Chapter 12 Software Engineering 1968 · NATO conference → today Testing, code review, version control, CI/CD, observability, design patterns. The craft of shipping code that doesn't fall over.
Git internals
Git is a content-addressed object store. Every blob, tree, commit, and tag is identified by the SHA-1 (or SHA-256) of its content. Branches are just pointers to commits.
Chapter 13 Artificial Intelligence & ML 1956 · Dartmouth → today Search, planning, neural networks, RL, NLP, computer vision, transformers, RLHF. The discipline that's eating computer science.
Backpropagation
The chain rule applied to a computational graph. Compute the gradient of the loss with respect to each parameter by walking the graph backwards from the output to the inputs.
Attention
An attention head computes a weighted average over a set of values, where the weights come from a similarity (softmax of QK^T) between the query and each key. Stacking many heads is what makes a Transformer.
Chapter 14 Cryptography 1976 · Diffie–Hellman → today Symmetric, asymmetric, hashing, PKI, zero-knowledge proofs, post-quantum.
Diffie–Hellman key exchange
Two parties pick private numbers a and b. Each sends g^a mod p and g^b mod p over the wire. Each can compute g^(ab) mod p, but nobody listening can — that's their shared secret.
Chapter 15 Distributed Systems 1978 · Lamport → today CAP, consensus, Paxos, Raft, gossip, replicated state machines, distributed transactions.
CAP theorem
In a partition, you must choose: consistency (every read sees the latest write) or availability (every request gets a response). You cannot have both during a network partition.
Raft consensus
An understandable consensus algorithm. A cluster elects one leader; the leader appends every command to its log and replicates to followers. A majority quorum commits each entry.

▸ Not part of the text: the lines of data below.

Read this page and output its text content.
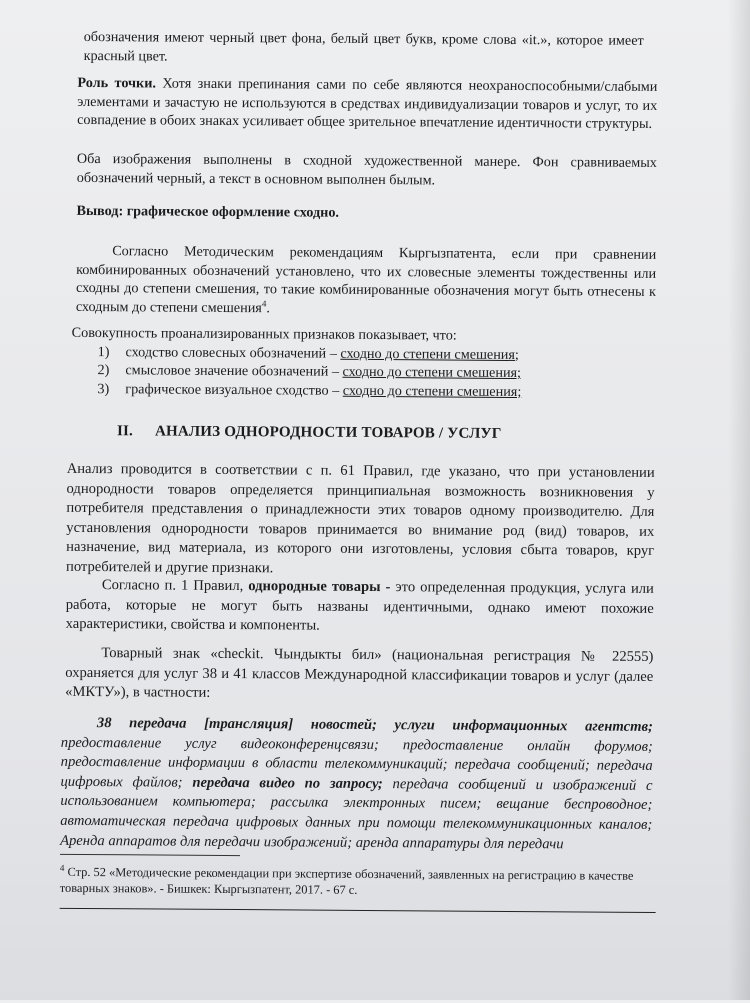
обозначения имеют черный цвет фона, белый цвет букв, кроме слова «it.», которое имеет красный цвет.

Роль точки. Хотя знаки препинания сами по себе являются неохраноспособными/слабыми элементами и зачастую не используются в средствах индивидуализации товаров и услуг, то их совпадение в обоих знаках усиливает общее зрительное впечатление идентичности структуры.

Оба изображения выполнены в сходной художественной манере. Фон сравниваемых обозначений черный, а текст в основном выполнен былым.

Вывод: графическое оформление сходно.

Согласно Методическим рекомендациям Кыргызпатента, если при сравнении комбинированных обозначений установлено, что их словесные элементы тождественны или сходны до степени смешения, то такие комбинированные обозначения могут быть отнесены к сходным до степени смешения$^4$.

Совокупность проанализированных признаков показывает, что:

1)	сходство словесных обозначений – сходно до степени смешения;
2)	смысловое значение обозначений – сходно до степени смешения;
3)	графическое визуальное сходство – сходно до степени смешения;
II. АНАЛИЗ ОДНОРОДНОСТИ ТОВАРОВ / УСЛУГ

Анализ проводится в соответствии с п. 61 Правил, где указано, что при установлении однородности товаров определяется принципиальная возможность возникновения у потребителя представления о принадлежности этих товаров одному производителю. Для установления однородности товаров принимается во внимание род (вид) товаров, их назначение, вид материала, из которого они изготовлены, условия сбыта товаров, круг потребителей и другие признаки.

Согласно п. 1 Правил, однородные товары - это определенная продукция, услуга или работа, которые не могут быть названы идентичными, однако имеют похожие характеристики, свойства и компоненты.

Товарный знак «checkit. Чындыкты бил» (национальная регистрация № 22555) охраняется для услуг 38 и 41 классов Международной классификации товаров и услуг (далее «МКТУ»), в частности:

38 передача [трансляция] новостей; услуги информационных агентств; предоставление услуг видеоконференцсвязи; предоставление онлайн форумов; предоставление информации в области телекоммуникаций; передача сообщений; передача цифровых файлов; передача видео по запросу; передача сообщений и изображений с использованием компьютера; рассылка электронных писем; вещание беспроводное; автоматическая передача цифровых данных при помощи телекоммуникационных каналов; Аренда аппаратов для передачи изображений; аренда аппаратуры для передачи

$^4$ Стр. 52 «Методические рекомендации при экспертизе обозначений, заявленных на регистрацию в качестве товарных знаков». - Бишкек: Кыргызпатент, 2017. - 67 с.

Chapter 16 Quantum Computing 1981 · Feynman → today Qubits, gates, superposition, entanglement, Shor's algorithm, Grover's algorithm, error correction.
Qubit & superposition
A qubit is a unit vector in ℂ². Measured in the {|0⟩, |1⟩} basis it collapses to 0 with probability |α|² or 1 with probability |β|². Until measurement, it's both.
Chapter 17 Formal Methods 1969 · Hoare → today Hoare logic, model checking, type theory, theorem provers (Coq, Lean, Isabelle).
Hoare logic
Reason about programs with triples {P} C {Q}: if P holds before executing C, then Q holds after — provided C terminates. The basis of every program verifier from Frama-C to Dafny to F*.
Chapter 18 Computational Geometry 1975 · Shamos → today Convex hulls, Voronoi diagrams, range trees, BSPs, computational topology.
Convex hull
The smallest convex polygon containing a set of points. Graham scan: sort by angle, walk around, pop on right turns. O(n log n).
Chapter 19 Approximation & Randomized Algorithms 1979 · Karp → today PTAS, FPTAS, Las Vegas, Monte Carlo, randomized rounding, MCMC.
Monte Carlo algorithms
A randomized algorithm with bounded runtime and bounded probability of error. Miller-Rabin primality is the textbook example: O(k) tests, error ≤ 4^-k.
Chapter 20 Research Methodology Now Reading papers, writing proofs, finding open problems, navigating a PhD. The meta-skill that turns the previous 19 chapters into research output.
Reading a CS paper
Three passes: skim (read title, abstract, intro, section headers, conclusion), reread (figures, theorems, results), and rebuild (try to derive the proofs yourself, find a hole, propose a follow-up).